Quella mattina di primavera stavamo andando lì per dare il cibo a tutti gli animali. Arrivati a Ficarazzi, mio padre svolta a sinistra, e procede per una traversina che arrivava al lungomare. Ad un certo punto, da questa strada stretta, dalla parte anteriore di un camion posteggiato sbuca improvvisamente una bambina con una bicicletta. Mio padre con un gesto fulmineo e istintivo riuscì appena in tempo ad arrestare l'auto. La bambina, tranquilla come una pasqua, stava proseguendo la sua passeggiata, quando papà, apre il finestrino e le dice: «E se ti investivo? Devi stare più attenta con la bici quando vai per la strada».

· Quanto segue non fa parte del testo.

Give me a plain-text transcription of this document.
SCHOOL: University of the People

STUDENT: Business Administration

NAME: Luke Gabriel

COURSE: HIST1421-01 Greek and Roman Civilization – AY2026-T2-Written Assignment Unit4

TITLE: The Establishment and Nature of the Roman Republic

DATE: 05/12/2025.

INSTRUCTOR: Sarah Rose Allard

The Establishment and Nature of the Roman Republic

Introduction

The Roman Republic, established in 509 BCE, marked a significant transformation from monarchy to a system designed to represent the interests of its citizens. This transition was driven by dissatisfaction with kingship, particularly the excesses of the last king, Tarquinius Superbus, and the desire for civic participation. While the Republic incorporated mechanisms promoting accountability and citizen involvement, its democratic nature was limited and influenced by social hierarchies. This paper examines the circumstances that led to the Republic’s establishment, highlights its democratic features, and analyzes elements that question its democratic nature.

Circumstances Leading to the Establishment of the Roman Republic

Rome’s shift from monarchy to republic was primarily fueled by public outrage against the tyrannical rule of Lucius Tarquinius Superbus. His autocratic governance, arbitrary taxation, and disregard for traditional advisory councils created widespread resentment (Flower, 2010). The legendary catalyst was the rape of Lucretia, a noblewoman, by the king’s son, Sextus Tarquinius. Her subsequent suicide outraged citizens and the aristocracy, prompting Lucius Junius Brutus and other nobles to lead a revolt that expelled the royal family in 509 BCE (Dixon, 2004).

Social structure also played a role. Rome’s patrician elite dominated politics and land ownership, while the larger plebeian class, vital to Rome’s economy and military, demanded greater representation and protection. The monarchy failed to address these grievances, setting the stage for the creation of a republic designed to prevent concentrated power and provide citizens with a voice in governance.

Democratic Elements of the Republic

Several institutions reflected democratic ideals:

La bambina con aria inebetita lo guarda e gli risponde: «Ma io aspittava (ma io ho aspettato)». Basta, mio padre mette la marcia e riparte. Qualche minuto dopo, scoppio a ridere. Preciso che quando ero piccolo avevo una risata che non riuscivo più a frenare ma aveva anche una peculiarità: era contagiosissima. Cosicché sia mio padre che mio fratello scoppiarono in una solenne risata da contagio senza capire in realtà perchè stessero ridendo. E più me lo chiedevano, più io ridevo e non riuscivo a prendere fiato per spiegarlo. Intanto tra le risate generali, l'auto proseguiva la sua corsa verso casa. Io seguitavo a ridere: loro appresso a me. Finalmente, quando arrivammo quasi a casa, riuscii a parlare: «Ma che cazzo stava aspettando la bambina, di morire?». Già perché se vogliamo proprio leggere nelle parole e soprattutto nelle intenzioni della bambina, sembrerebbe che si fosse nascosta dietro il camion e che stesse aspettando la prima auto per farsi schiacciare. «Io aspittava!», aveva risposto a mio padre. Ma aspettava che? La morte? Fortunatamente tutto andò liscio, grazie soprattutto ai riflessi di mio padre. Sono passati tanti anni ma quando, ogni tanto, ripenso a questo episodio, mi scappa ancora un sorriso.